Camille, qu’elle appelle souvent K. car elle ne sait pas qui il est, mais parfois par son prénom, essaie de l’aider comme il peut, tout en respectant la consigne. Il n’est pas non plus très bien dans sa peau ni sa tête, il essaie d’adapter un roman de Louis Guilloux « Le sang noir » en BD, mais l’inspiration n’est pas vraiment là. Est-il pas lui-aussi en quête de quelque chose ?
On va suivre l’héroïne dans sa quête d’identité, qui la conduit souvent à tutoyer la ligne, à se mettre en danger, flirter même avec le danger , car elle se lance dans des rencontres improbables, des expériences sexuelles compliquées, pour retrouver au moins une identité corporelle, à défaut de savoir qui elle est. Une résilience est-elle possible quand il reste à peine quelques flashes, des cauchemars , des mots qui résonnent étrangement parfois, vrai ou pseudo-souvenirs ?

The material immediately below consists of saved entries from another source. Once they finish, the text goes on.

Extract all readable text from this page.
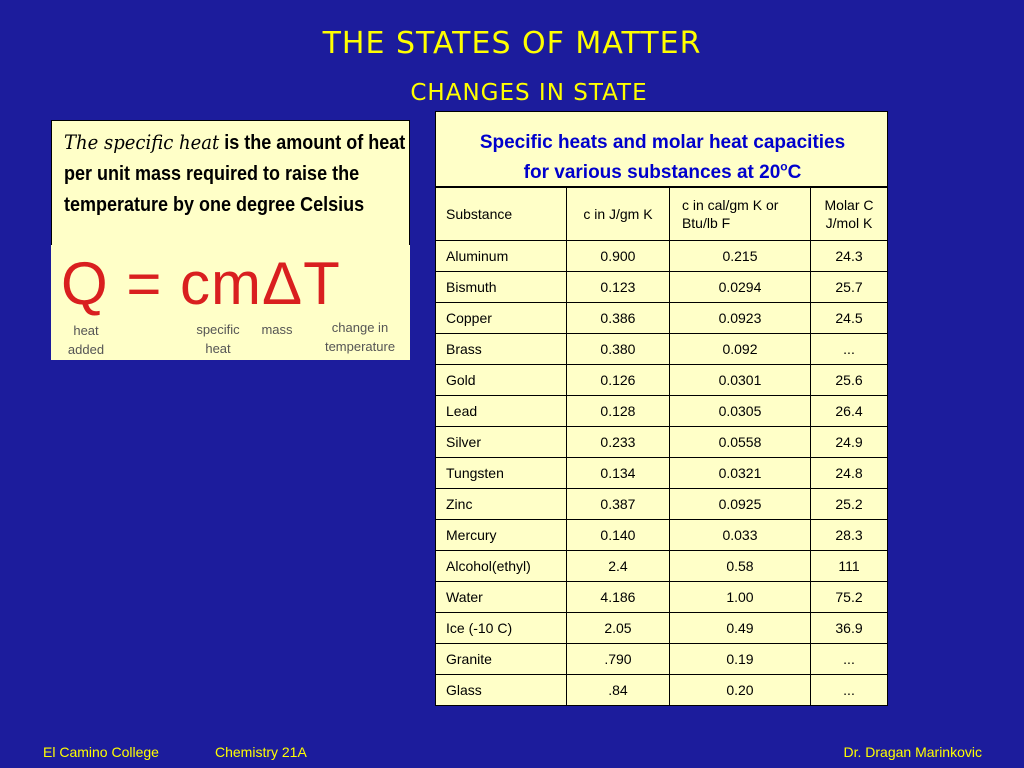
THE STATES OF MATTER
CHANGES IN STATE
The specific heat is the amount of heat per unit mass required to raise the temperature by one degree Celsius
Q = cmΔT
heat added
specific heat
mass	change in temperature
Specific heats and molar heat capacities
for various substances at 20$^o$C
Substance	c in J/gm K	c in cal/gm K or Btu/lb F	Molar C J/mol K
Aluminum	0.900	0.215	24.3
Bismuth	0.123	0.0294	25.7
Copper	0.386	0.0923	24.5
Brass	0.380	0.092	...
Gold	0.126	0.0301	25.6
Lead	0.128	0.0305	26.4
Silver	0.233	0.0558	24.9
Tungsten	0.134	0.0321	24.8
Zinc	0.387	0.0925	25.2
Mercury	0.140	0.033	28.3
Alcohol(ethyl)	2.4	0.58	111
Water	4.186	1.00	75.2
Ice (-10 C)	2.05	0.49	36.9
Granite	.790	0.19	...
Glass	.84	0.20	...
El Camino College	Chemistry 21A	Dr. Dragan Marinkovic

« Le mot poison m’avait électrifiée. Comme s’il état le sens de ma vie, que je découvrais enfin. Comme s’il me permettait de soulever un grand voile. Le mot poison longea à toute allure ma colonne vertébrale. J’entendis alors comme en songe la voix d’un homme me dire : votre destin est d’empoisonner l’eau potable publique.. »

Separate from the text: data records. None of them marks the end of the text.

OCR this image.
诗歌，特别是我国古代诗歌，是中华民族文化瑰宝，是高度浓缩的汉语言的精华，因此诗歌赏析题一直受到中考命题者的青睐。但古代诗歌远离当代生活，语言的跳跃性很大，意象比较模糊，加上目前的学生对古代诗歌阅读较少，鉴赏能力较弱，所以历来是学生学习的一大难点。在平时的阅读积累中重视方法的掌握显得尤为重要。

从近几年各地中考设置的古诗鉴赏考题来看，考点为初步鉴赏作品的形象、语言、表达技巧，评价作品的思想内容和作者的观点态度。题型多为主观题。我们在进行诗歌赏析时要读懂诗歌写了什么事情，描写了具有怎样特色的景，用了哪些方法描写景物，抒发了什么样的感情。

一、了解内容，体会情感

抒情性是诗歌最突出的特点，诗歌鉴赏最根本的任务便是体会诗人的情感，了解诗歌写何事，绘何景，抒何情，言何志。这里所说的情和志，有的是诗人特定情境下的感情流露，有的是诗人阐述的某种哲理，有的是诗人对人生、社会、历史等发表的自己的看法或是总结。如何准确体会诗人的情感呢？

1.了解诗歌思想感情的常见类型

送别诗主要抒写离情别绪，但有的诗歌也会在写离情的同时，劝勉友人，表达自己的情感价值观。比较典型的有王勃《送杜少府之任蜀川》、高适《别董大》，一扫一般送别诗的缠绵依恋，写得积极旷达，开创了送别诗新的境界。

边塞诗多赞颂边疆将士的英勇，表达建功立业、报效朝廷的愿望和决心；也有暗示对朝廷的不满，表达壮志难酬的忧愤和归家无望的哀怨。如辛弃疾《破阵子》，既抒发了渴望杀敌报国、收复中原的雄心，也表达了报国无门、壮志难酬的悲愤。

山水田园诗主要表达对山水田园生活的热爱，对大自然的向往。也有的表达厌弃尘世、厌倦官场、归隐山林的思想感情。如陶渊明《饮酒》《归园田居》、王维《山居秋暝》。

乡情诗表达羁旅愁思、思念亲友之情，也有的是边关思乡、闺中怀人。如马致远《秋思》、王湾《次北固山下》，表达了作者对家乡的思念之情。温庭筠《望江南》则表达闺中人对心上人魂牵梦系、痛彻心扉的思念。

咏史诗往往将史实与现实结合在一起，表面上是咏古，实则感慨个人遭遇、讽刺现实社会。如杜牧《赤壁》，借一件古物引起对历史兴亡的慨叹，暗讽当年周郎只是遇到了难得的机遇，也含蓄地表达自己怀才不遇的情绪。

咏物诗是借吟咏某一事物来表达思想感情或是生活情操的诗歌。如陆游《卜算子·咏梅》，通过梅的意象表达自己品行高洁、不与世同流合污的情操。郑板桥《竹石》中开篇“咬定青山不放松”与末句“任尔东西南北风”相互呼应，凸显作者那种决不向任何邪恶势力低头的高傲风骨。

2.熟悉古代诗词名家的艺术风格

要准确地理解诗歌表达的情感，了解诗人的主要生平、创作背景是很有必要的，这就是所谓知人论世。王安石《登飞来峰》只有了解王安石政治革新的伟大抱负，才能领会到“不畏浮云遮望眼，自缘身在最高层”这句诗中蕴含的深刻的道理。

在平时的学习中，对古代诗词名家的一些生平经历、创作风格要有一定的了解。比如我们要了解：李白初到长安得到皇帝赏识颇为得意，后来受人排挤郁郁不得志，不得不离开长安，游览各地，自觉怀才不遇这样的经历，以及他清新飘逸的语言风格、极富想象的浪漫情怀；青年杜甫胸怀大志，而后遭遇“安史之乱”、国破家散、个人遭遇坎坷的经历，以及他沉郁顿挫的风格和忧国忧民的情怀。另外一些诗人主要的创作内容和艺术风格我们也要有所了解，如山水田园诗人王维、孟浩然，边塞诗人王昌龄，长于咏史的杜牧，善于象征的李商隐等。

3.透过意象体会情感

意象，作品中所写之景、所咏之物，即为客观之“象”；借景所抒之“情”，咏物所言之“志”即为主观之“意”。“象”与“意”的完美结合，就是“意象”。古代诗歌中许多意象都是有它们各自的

Elle est attachante quand elle s’accroche à son carnet pour noter des mots, leur sens, leurs synonymes, comme une trame à laquelle s’accrocher, s’ancrer un peu plus dans la réalité.
Ce roman fait voyager dans un univers particulier, sur fond de dérèglement climatique, très anxiogène, avec une jeune dont on apprend tardivement le nom, et dont le psychisme part en vrille. On comprend très vite qu’il s’est passé quelque chose de grave, car pas de famille, une violence permanente, avec des passages à l’acte (crever des pneus par exemple) et une soif de vengeance…
On se laisse prendre à ce récit, on a envie de savoir, de comprendre ce qui a pu se passer autrefois, démêler un peu en tout cas ? J’ai eu parfois l’impression, que Louise Browaeys nous questionnait sur l’identité, la nature de notre planète Terre, autant en danger que l’héroïne. Ce roman n’est pas à prendre au premier ni même au second degré, cela va beaucoup plus loin dans la réflexion…
Il me reste en refermant le livre, une sorte de malaise, et une interrogation : jusqu’où peut conduire la peur de dérèglement climatique, la montée des océans, la disparition de certaines espèces, l’obsession d’une nourriture saine, la crainte du nucléaire ou encore de l’intelligence artificielle ? Doit-on s’enfouir dans un blockhaus ?
J’aime beaucoup le terme « dislocation » qui pourrait très bien être rajouté au vocabulaire de la psychiatrie, car il est très évocateur et moins rébarbatif que d’autres nom de pathologies et l’auteure la définit ainsi…
On parle de dislocation lorsque coexistent des hallucinations, un langage délirant et hermétique, des conduites incohérentes, une humeur dépressive ou euphorique, une désorganisation de la pensée, une perturbation des affects…
… dans le cas de ces femmes, la dislocation psychique semble intervenir lorsqu’elles identifient entièrement leur vie et leur destin à ceux de la Terre.
Si l’avenir de la planète tourne à l’obsession, et à l’anxiété permanente, il vaut peut-être mieux s’abstenir, mais ce serait dommage, car l’écriture est belle… Je l’ai terminé depuis une semaine, déjà, mais je continue à réfléchir sur les messages de l’auteure.
Un grand merci à NetGalley et aux éditions Harper-Collins Traversée qui m’ont permis de découvrir en avant-première ce roman (le premier ) et son auteure qui a publié surtout des essais, écologie, permaculture…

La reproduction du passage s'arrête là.